The Ensemble À Deux Violes Esgales, stylized on their website as A 2 Violes Esgales, was formed in 1984 by the gambists Sylvia Abramowicz and Jonathan Dunford. The group has recorded a dozen albums mostly for Accord, Universal Music France. Based in Paris they tour the world with varied programs from recitals to a larger group with singers.

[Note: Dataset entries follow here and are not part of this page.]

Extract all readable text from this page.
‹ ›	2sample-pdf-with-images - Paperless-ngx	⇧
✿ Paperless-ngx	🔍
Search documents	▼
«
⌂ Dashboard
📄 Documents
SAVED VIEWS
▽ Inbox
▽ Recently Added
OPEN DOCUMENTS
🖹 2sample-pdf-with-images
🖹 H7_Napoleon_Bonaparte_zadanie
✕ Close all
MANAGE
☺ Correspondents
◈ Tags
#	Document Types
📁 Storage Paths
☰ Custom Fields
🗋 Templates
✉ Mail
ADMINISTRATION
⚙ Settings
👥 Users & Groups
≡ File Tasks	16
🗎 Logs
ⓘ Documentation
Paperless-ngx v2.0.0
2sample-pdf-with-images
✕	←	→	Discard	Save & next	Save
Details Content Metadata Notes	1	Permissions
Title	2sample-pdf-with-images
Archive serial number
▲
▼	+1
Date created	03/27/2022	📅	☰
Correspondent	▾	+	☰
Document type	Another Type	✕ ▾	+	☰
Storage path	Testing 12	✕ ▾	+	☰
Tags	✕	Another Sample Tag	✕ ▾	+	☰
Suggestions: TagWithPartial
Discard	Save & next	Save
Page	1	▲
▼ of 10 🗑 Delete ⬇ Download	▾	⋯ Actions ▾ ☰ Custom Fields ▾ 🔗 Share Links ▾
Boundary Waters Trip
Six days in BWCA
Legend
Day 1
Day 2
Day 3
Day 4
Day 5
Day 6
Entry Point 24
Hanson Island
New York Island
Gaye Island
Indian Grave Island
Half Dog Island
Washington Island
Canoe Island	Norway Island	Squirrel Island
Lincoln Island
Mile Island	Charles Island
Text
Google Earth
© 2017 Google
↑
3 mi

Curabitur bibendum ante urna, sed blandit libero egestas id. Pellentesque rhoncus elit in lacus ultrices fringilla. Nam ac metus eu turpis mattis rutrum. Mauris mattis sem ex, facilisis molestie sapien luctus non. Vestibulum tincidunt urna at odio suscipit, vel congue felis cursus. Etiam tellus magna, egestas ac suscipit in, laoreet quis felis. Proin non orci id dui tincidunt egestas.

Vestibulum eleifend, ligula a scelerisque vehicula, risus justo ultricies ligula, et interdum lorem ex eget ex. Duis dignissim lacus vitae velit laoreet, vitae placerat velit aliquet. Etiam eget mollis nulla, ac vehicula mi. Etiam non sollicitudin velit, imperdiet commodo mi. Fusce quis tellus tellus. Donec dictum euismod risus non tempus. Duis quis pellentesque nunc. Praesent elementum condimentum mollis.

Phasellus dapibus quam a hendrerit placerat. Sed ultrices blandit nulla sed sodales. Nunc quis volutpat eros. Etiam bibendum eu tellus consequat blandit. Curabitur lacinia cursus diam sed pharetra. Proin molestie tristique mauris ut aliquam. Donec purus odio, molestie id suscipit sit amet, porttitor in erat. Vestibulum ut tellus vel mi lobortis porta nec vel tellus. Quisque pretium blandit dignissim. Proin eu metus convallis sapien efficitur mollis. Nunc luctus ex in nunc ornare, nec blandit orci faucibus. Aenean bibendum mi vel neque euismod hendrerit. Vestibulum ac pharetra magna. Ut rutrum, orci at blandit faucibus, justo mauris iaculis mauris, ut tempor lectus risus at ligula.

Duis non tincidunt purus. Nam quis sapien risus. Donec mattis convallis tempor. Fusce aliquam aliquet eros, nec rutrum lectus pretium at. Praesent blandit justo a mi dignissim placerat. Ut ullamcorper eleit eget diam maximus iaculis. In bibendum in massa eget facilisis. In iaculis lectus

The ensemble takes its name from the manuscript now known as the Concerts à Deux Violes Esgales du Sieur de Sainte Colombe which bears the inscription A 2 Violes Esgales, is the name given to a 17th-century manuscript of music for two bass viola da gambas by Monsieur de Sainte-Colombe found in Alfred Cortot's music library that was transferred to the Bibliothèque Nationale in the 1960s. The book contains music by Lully and 67 Concerts à Deux Violes Esgales. Sainte Colombe's music was brought to public attention by the film Tous les matins du monde by Alain Corneau in 1991, but the pioneer recordings of his music by Jordi Savall and Wieland Kujiken brought the music to the attention of Alain Corneau and music enthusiasts in general.

==Selected discography==
- Marin Marais suites, 2CD, Ensemble a Deux Violes Esgales, Accord 2006.